Ruby ORM for Amazon's DynamoDB.
MIT License
580 stars 195 forks source link

How to find items when you don't know if they exist or not? #427

Closed grahamotte closed 4 years ago

grahamotte commented 4 years ago

I'm trying to check if some items exist in my table, something like:

User.find([1, 2, 1000]) # user 1000 doesn't exist but 1 & 2 do

It looks like the find method forces this to raise an error even if some of the elements do exist.

https://github.com/Dynamoid/dynamoid/blob/d6ebcaeb45bd65a08d0a8c54c3df671cdbd8626b/lib/dynamoid/finders.rb#L50

Is there a way to find what does exist without raising?

andrykonchin commented 4 years ago

The only way to check existence of several items for now is using #where method or #exists? - thin wrapper around it e.g.

User.where(id: [1, 2, 3])

The only difference is that it will be not as efficient as find method call because DynamoDB Query Scan operation will be used instead of BatchGetItem.

Dynamoid follows the Rails convention here and Dynamoid::Document.find behaves like ActiveRecord::Base.find does.

It's quite easy to add similar to find method which just doesn't raise an exception or even simpler - to accept raise_error : false option in existing find method. But there is a small issue - DynamoDB's BatchGetItem doesn't preserve order of items in response so Dynamoid should take care about it.

Please let me know if any option works for you.

PS

In this case Scan operation will be used, not Query, as far as there is no hash_key=<id-value> condition.

grahamotte commented 4 years ago

I was having some issues with where responding with

User.where(id: [1, 2, 3]) 
# => #<Dynamoid::Criteria::Chain:0x00007fda129043b0 @query={:digest=>["3682282...

User.where(id: [1, 2, 3]).all.first
# => Aws::DynamoDB::Errors::ValidationException (One or more parameter values were invalid: Condition parameter type does not match schema type)

Perhaps some issue with the hash_key being used in the where?

As for exists?, I may have missed some documentation but it looks like we'd need to call that for every item in the list which could take quite a while when there are many items. More generally though, my understanding is that neither of these are a great approaches due the relative cost of Query.

The ideal interface, from my limited point of view, would be where but when the only key is the hash key Dynamoid uses BatchGetItem instead of Query.

andrykonchin commented 4 years ago

Just realized that there is already a proper method - find_all. It behaves exactly in the way you'd expect. It doesn't raise exceptions and uses efficient BatchGetItem operation.

Perhaps some issue with the hash_key being used in the where?

Can you provide the definition of the User model in order to reproduce the issue?
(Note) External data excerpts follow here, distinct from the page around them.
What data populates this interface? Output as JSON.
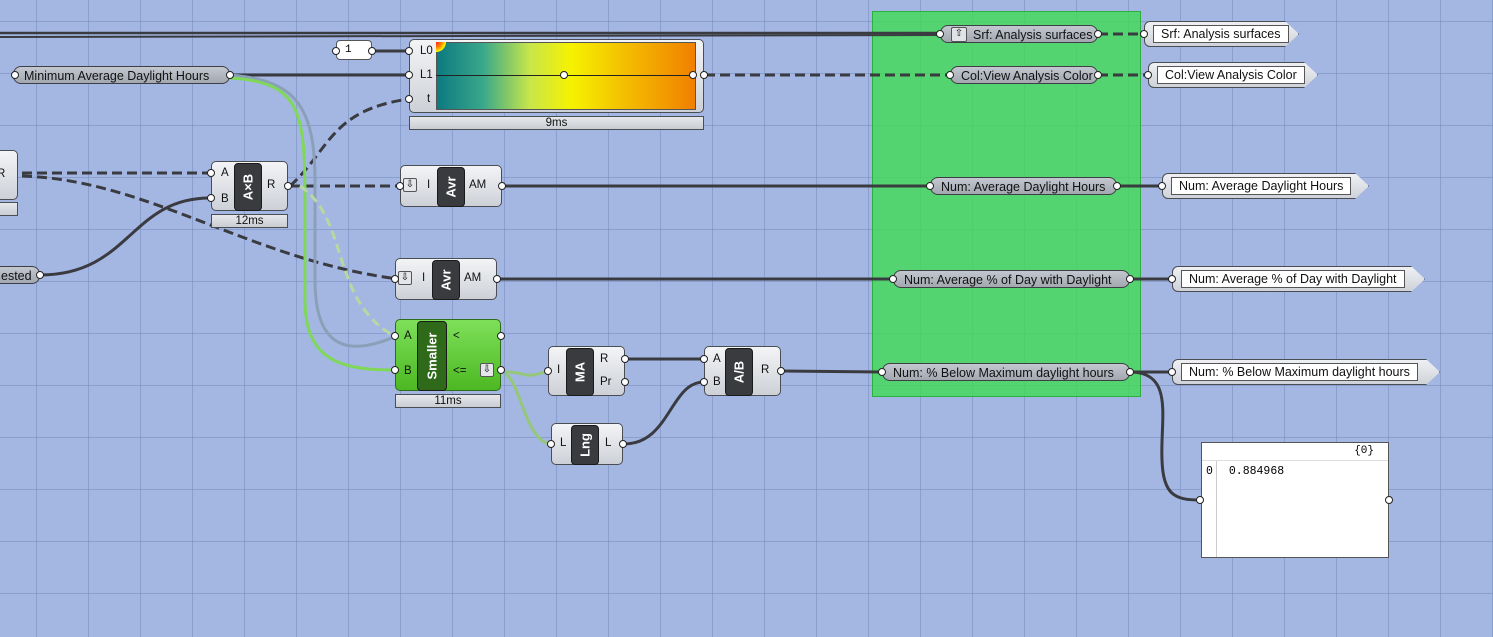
{
  "canvas": {
    "background": "#a4b7e3",
    "group_color": "#4cd86a"
  },
  "params": {
    "min_avg_daylight": "Minimum Average Daylight Hours",
    "nested": "ested",
    "srf_analysis": "Srf: Analysis surfaces",
    "col_view": "Col:View Analysis Color",
    "num_avg_daylight": "Num: Average Daylight Hours",
    "num_avg_pct": "Num: Average % of Day with Daylight",
    "num_below_max": "Num: % Below Maximum daylight hours",
    "left_r": "R"
  },
  "outputs": {
    "srf_analysis": "Srf: Analysis surfaces",
    "col_view": "Col:View Analysis Color",
    "num_avg_daylight": "Num: Average Daylight Hours",
    "num_avg_pct": "Num: Average % of Day with Daylight",
    "num_below_max": "Num: % Below Maximum daylight hours"
  },
  "slider": {
    "value": "1"
  },
  "gradient": {
    "ports": {
      "l0": "L0",
      "l1": "L1",
      "t": "t"
    },
    "time": "9ms"
  },
  "multiply": {
    "a": "A",
    "b": "B",
    "r": "R",
    "name": "A×B",
    "time": "12ms"
  },
  "avg1": {
    "i": "I",
    "name": "Avr",
    "am": "AM"
  },
  "avg2": {
    "i": "I",
    "name": "Avr",
    "am": "AM"
  },
  "smaller": {
    "a": "A",
    "b": "B",
    "lt": "<",
    "le": "<=",
    "name": "Smaller",
    "time": "11ms"
  },
  "mass_add": {
    "i": "I",
    "name": "MA",
    "r": "R",
    "pr": "Pr"
  },
  "length": {
    "l_in": "L",
    "name": "Lng",
    "l_out": "L"
  },
  "division": {
    "a": "A",
    "b": "B",
    "name": "A/B",
    "r": "R"
  },
  "panel": {
    "header": "{0}",
    "index": "0",
    "value": "0.884968"
  }
}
As for exists?, I may have missed some documentation but it looks like we'd need to call that for every item

Looks like the documentation methd published on rubydoc.info is outdated. It will be fixed. It can except the same arguments as find method. Just look at the example from source code:

Post.exist?([713, 210])
grahamotte commented 4 years ago

Great! Will find_all be deprecated though? https://github.com/Dynamoid/dynamoid/blob/d6ebcaeb45bd65a08d0a8c54c3df671cdbd8626b/lib/dynamoid/finders.rb#L69

As for exist? that method is undefined (v3.5.0), but exists? looks to only return true or false if all items exist or none do which isn't super useful in determining which items exist.

Here's my user class

class User
  table(name: 'users', key: :digest, inheritance_field: :unused, timestamps: false)

  field :id, :integer
  field :host, :string
  field :type, :string
end

It's a little odd since I'm converting an existing dynamo table to use dynamoid so we have id & type fields but id is not the hash_key, the hash key is a digest which can be regenerated from attributes anytime. (note: in my previous examples I changed digest to id in order to make my problem easier to understand but maybe it's just more confusing now!)
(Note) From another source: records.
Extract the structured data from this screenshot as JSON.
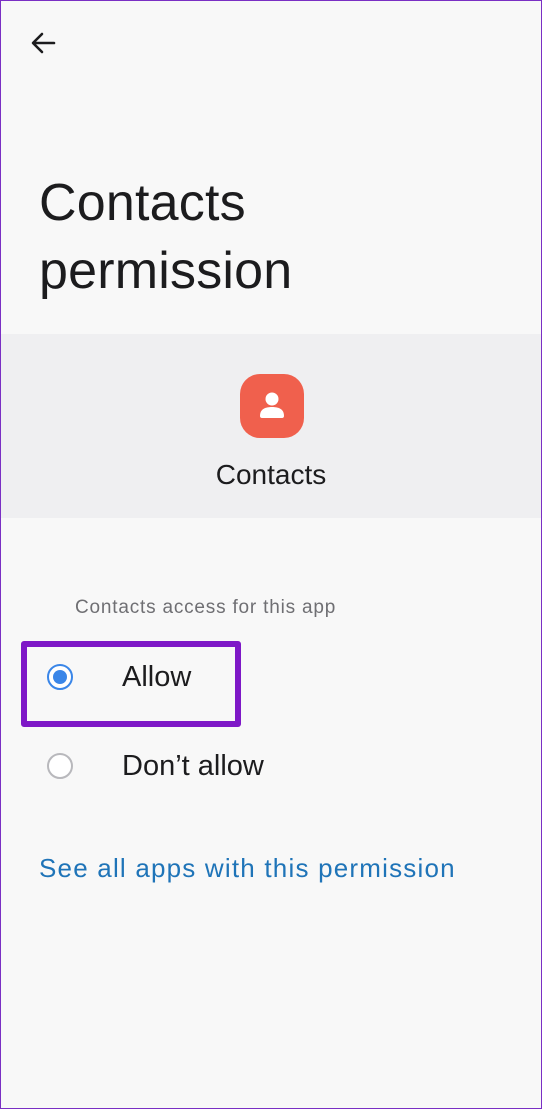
{
  "header": {
    "back_icon": "arrow-left-icon"
  },
  "page": {
    "title": "Contacts permission"
  },
  "app": {
    "name": "Contacts",
    "icon": "contacts-person-icon",
    "icon_color": "#f0604d"
  },
  "permission": {
    "section_label": "Contacts access for this app",
    "options": [
      {
        "label": "Allow",
        "selected": true
      },
      {
        "label": "Don’t allow",
        "selected": false
      }
    ],
    "accent_color": "#3a86e8"
  },
  "footer": {
    "see_all_link": "See all apps with this permission",
    "link_color": "#1f74b8"
  },
  "annotation": {
    "highlight_color": "#7e18c7"
  }
}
andrykonchin commented 4 years ago

Will find_all be deprecated though?

It will. But find will support behavior of find_all method - with new option raise_error: false. The PR is already prepared - https://github.com/Dynamoid/dynamoid/pull/429.

(note: in my previous examples I changed digest to id in order to make my problem easier to understand but maybe it's just more confusing now!)

Yeah, a little bit. I figured out that I proposed wrong DSL for where. Instead of

User.where(id: [1, 2, 3])

in predicate should be used:

User.where('id.in': [1, 2, 3])

or in our case it should be digest - User.where('digest.in': [1, 2, 3])

grahamotte commented 4 years ago

OK that makes sense. Also find_all does work exactly as expected for my use case. Thanks a lot for your help and quick replies!